Teens Who Get In Trouble by Fighting Too Much

Every day in American schools, 200,000 children are physically attacked and 21,000 are raped or assaulted with a weapon. Between 8% and 10% of high school students carry guns to school every day. Every day there are 30 to 50 cases of school violence in a typical midsize high school, and half involve guns. One out of every three high school students has been involved in a physical fight, and one in nine needed medical treatment because of a fight.

Juvenile violence, fighting and bullying are so normal that one authority, Dr. Lois Flaherty, said, “it can be viewed as a symptom of an undercurrent of violence that is our basic cultural identity.”

Experts on juvenile violence have theories to explain why some teens act out aggressively. Children who have no fathers, who grow up in homes where they are physically and emotionally abused, neglected or punished by beatings, or who are exposed to community or family violence or substance abuse are more likely to become aggressive teens. One study found that physically abused children are two to three times more likely to be arrested as adults. Some experts point to “peer parenting,” arguing that teens have to be constantly “cool” and hide their emotions or vulnerabilities among each other, which leads to inappropriate expressions of anger. While some believe that violent media and video games make teens more violent, studies do not back up that contention.

Studies do back up the notion that certain children are born prone to violence. For example, the most aggressive teens usually have a long history of fighting and poor anger management that begins in preschool. One study of four-year-olds found that higher levels of testosterone lead to more dominant playground behaviors. Teens easily angered and impulsive are more likely to have lower levels of prolectin in their brains and to suffer from sleep problems. Another study linked aggression to unevenness in male brain structures and to the size of their amygdala.

Children with Attention Deficit Disorder are usually more likely to get into fights because they cannot “read” other people. They are impulsive and overreact to threats that may not even be real.

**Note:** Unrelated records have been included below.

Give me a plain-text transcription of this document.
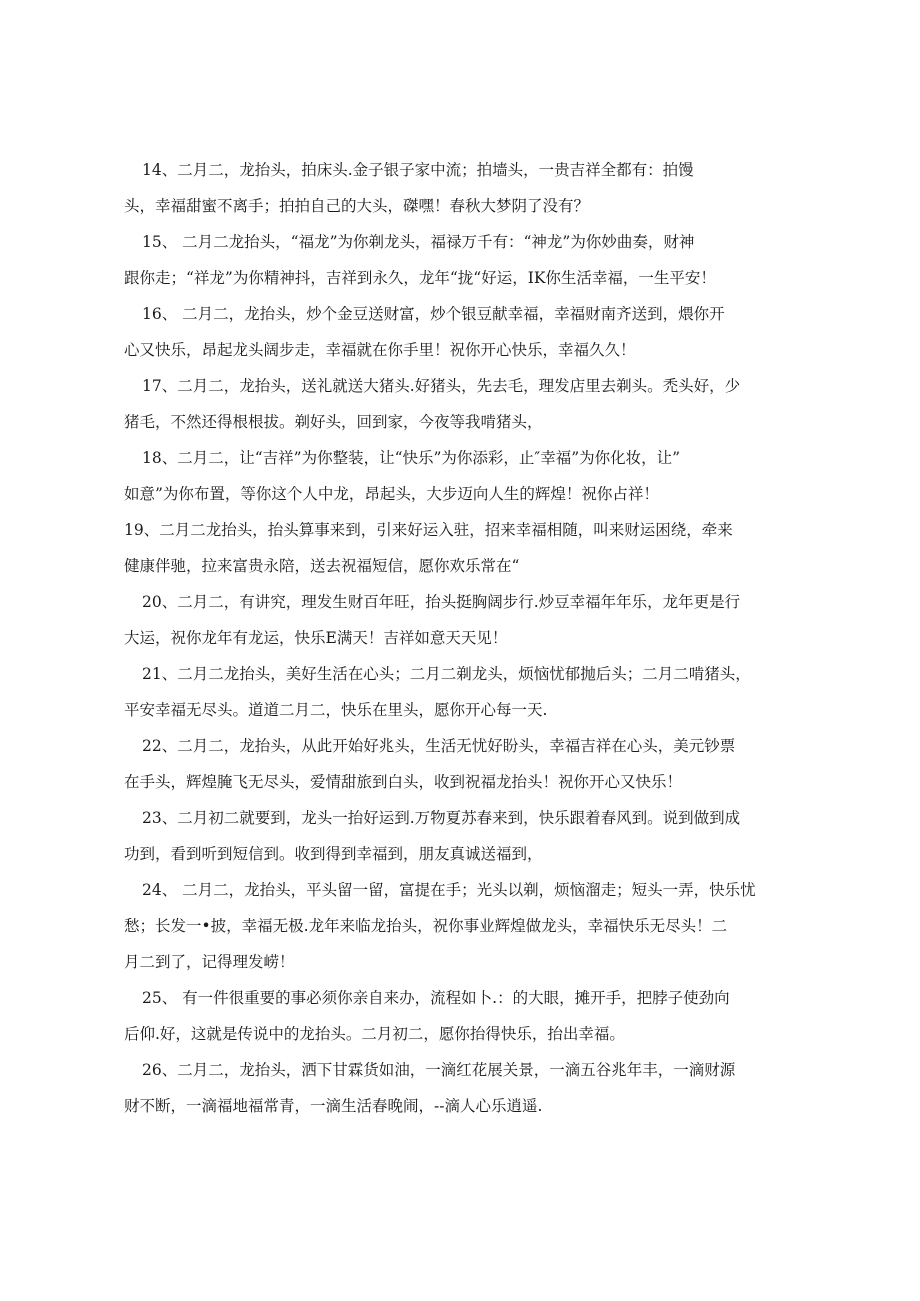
14、二月二，龙抬头，拍床头.金子银子家中流；拍墙头，一贵吉祥全都有：拍馒
头，幸福甜蜜不离手；拍拍自己的大头，磔嘿！春秋大梦阴了没有？
15、 二月二龙抬头，“福龙”为你剃龙头，福禄万千有：“神龙”为你妙曲奏，财神
跟你走；“祥龙”为你精神抖，吉祥到永久，龙年“拢“好运，IK你生活幸福，一生平安！
16、 二月二，龙抬头，炒个金豆送财富，炒个银豆献幸福，幸福财南齐送到，煨你开
心又快乐，昂起龙头阔步走，幸福就在你手里！祝你开心快乐，幸福久久！
17、二月二，龙抬头，送礼就送大猪头.好猪头，先去毛，理发店里去剃头。禿头好，少
猪毛，不然还得根根拔。剃好头，回到家，今夜等我啃猪头，
18、二月二，让“吉祥”为你整装，让“快乐”为你添彩，止″幸福”为你化妆，让”
如意”为你布置，等你这个人中龙，昂起头，大步迈向人生的辉煌！祝你占祥！
19、二月二龙抬头，抬头算事来到，引来好运入驻，招来幸福相随，叫来财运困绕，牵来
健康伴驰，拉来富贵永陪，送去祝福短信，愿你欢乐常在“
20、二月二，有讲究，理发生财百年旺，抬头挺胸阔步行.炒豆幸福年年乐，龙年更是行
大运，祝你龙年有龙运，快乐E满天！吉祥如意天天见！
21、二月二龙抬头，美好生活在心头；二月二剃龙头，烦恼忧郁抛后头；二月二啃猪头，
平安幸福无尽头。道道二月二，快乐在里头，愿你开心每一天.
22、二月二，龙抬头，从此开始好兆头，生活无忧好盼头，幸福吉祥在心头，美元钞票
在手头，辉煌腌飞无尽头，爱情甜旅到白头，收到祝福龙抬头！祝你开心又快乐！
23、二月初二就要到，龙头一抬好运到.万物夏苏春来到，快乐跟着春风到。说到做到成
功到，看到听到短信到。收到得到幸福到，朋友真诚送福到，
24、 二月二，龙抬头，平头留一留，富提在手；光头以剃，烦恼溜走；短头一弄，快乐忧
愁；长发一•披，幸福无极.龙年来临龙抬头，祝你事业辉煌做龙头，幸福快乐无尽头！二
月二到了，记得理发崂！
25、 有一件很重要的事必须你亲自来办，流程如卜.：的大眼，摊开手，把脖子使劲向
后仰.好，这就是传说中的龙抬头。二月初二，愿你抬得快乐，抬出幸福。
26、二月二，龙抬头，洒下甘霖货如油，一滴红花展关景，一滴五谷兆年丰，一滴财源
财不断，一滴福地福常青，一滴生活春晚闹，--滴人心乐逍遥.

How can you tell if your teen is normal or if he or she has a real problem with aggression? Go through the following list of danger signs – if your child has more than three or four, he or she may have the potential for acting out in a violent way:

Frequent loss of temper over minor incidents;

Increased risk-taking and sensation seeking;

Increased abuse of alcohol and drugs;

Disregard for property;

Fascination with gangs, weapons and/or the occult;

Violent fantasies;

Scaring or hurting animals;

Taunting others;

Provoking conflicts;

Violent threats;

School failure;

Problems with school or legal authorities;

Easily frustrated and intolerant;

Poor impulse control and anger management.

This teen is often constantly in trouble with school authorities and making family life a nightmare. This teen is always angry and “flying off the handle” at little things. If this describes your child, you should see a psychologist or psychiatrist specializing in adolescents. Your child needs to be tested for disorders such as bipolar, Attention Deficit, Oppositional Defiant and other medical problems. Treatment may include medication, cognitive behavioral therapy, family counseling, anger management training, and substance abuse rehabilitation.